Differential regulation of keratinocyte chemokinesis and chemotaxis through distinct nicotinic receptor subtypes Available to Purchase

Nicotinergic agents can act as both chemokines and chemoattractants for cell migration. Epidermal keratinocytes both synthesize acetylcholine and use it as a paracrine and autocrine regulator of cell motility. To gain a mechanistic insight into nicotinergic control of keratinocyte motility, we determined types of nicotinic acetylcholine receptors and signaling pathways regulating keratinocyte chemokinesis and chemotaxis, using respective modifications of the agarose gel keratinocyte outgrowth assay. Random migration of keratinocytes was significantly (P<0.05) inhibited by hemicholinum-3, a metabolic inhibitor of acetylcholine synthesis, as well as by the α-conotoxins MII and AuIB, preferentially blocking α3-containing nicotinic acetylcholine receptors. The use of antisense oligonucleotides specific for nicotinic-acetylcholine-receptor subunits and knockout mice demonstrated pivotal role for the α3β2 channel in mediating acetylcholine-dependent chemokinesis. Signaling pathways downstream of α3β2 included activation of the protein-kinase-C isoform δ and RhoA-dependent events. The nicotinergic chemotaxis of keratinocytes was most pronounced towards the concentration gradient of choline, a potent agonist of α7 nicotinic acetylcholine receptor.
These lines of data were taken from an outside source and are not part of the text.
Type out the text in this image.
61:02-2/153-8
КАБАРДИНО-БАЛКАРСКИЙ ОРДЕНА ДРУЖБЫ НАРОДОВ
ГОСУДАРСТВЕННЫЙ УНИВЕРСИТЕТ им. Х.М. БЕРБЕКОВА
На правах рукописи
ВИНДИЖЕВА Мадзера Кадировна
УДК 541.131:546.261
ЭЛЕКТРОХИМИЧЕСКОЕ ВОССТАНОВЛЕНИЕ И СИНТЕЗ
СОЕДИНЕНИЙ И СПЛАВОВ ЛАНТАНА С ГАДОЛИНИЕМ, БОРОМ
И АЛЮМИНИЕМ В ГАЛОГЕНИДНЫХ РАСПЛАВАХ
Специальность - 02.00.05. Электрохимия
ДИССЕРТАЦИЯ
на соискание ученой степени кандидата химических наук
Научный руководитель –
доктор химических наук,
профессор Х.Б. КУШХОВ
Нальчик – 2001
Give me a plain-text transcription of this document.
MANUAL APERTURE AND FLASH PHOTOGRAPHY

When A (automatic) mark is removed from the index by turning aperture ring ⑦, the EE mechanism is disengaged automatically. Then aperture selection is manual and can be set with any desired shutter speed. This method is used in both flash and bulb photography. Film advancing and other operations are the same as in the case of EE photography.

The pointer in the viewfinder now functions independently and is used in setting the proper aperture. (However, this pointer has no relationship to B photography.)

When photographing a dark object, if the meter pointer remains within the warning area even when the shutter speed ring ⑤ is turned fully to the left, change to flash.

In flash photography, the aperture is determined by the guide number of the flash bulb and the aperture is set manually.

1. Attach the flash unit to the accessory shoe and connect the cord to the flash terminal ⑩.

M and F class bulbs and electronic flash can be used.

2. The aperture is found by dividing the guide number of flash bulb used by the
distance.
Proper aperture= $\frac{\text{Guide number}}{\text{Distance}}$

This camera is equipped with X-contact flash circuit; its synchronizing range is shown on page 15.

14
The α7-preferring antagonist α-bungarotoxin significantly (P<0.05) diminished keratinocyte chemotaxis, further suggesting a central role for the α7 nicotinic acetylcholine receptor. This hypothesis was confirmed in experiments with anti-α7 antisense oligonucleotides and α7-knockout mice. The signaling pathway mediating α7-dependent keratinocyte chemotaxis included intracellular calcium, activation of calcium/calmodulin-dependent protein-kinase II, conventional isoforms of protein-kinase C, phosphatidylinositol-3-kinase and engagement of Rac/Cdc42. Redistribution of α7 immunoreactivity to the leading edge of keratinocytes upon exposure to a chemoattractant preceded crescent shape formation and directional migration. Application of high-resolution deconvolution microscopy demonstrated that, on the cell membrane of keratinocytes, the nicotinic acetylcholine receptor subunits localize with the integrin β₁. The obtained results demonstrate for the first time that α3 and α7 nicotinic acetylcholine receptors regulate keratinocyte chemokinesis and chemotaxis, respectively, and identify signaling pathways mediating these functions, which has clinical implications for wound healing and control of cancer metastases.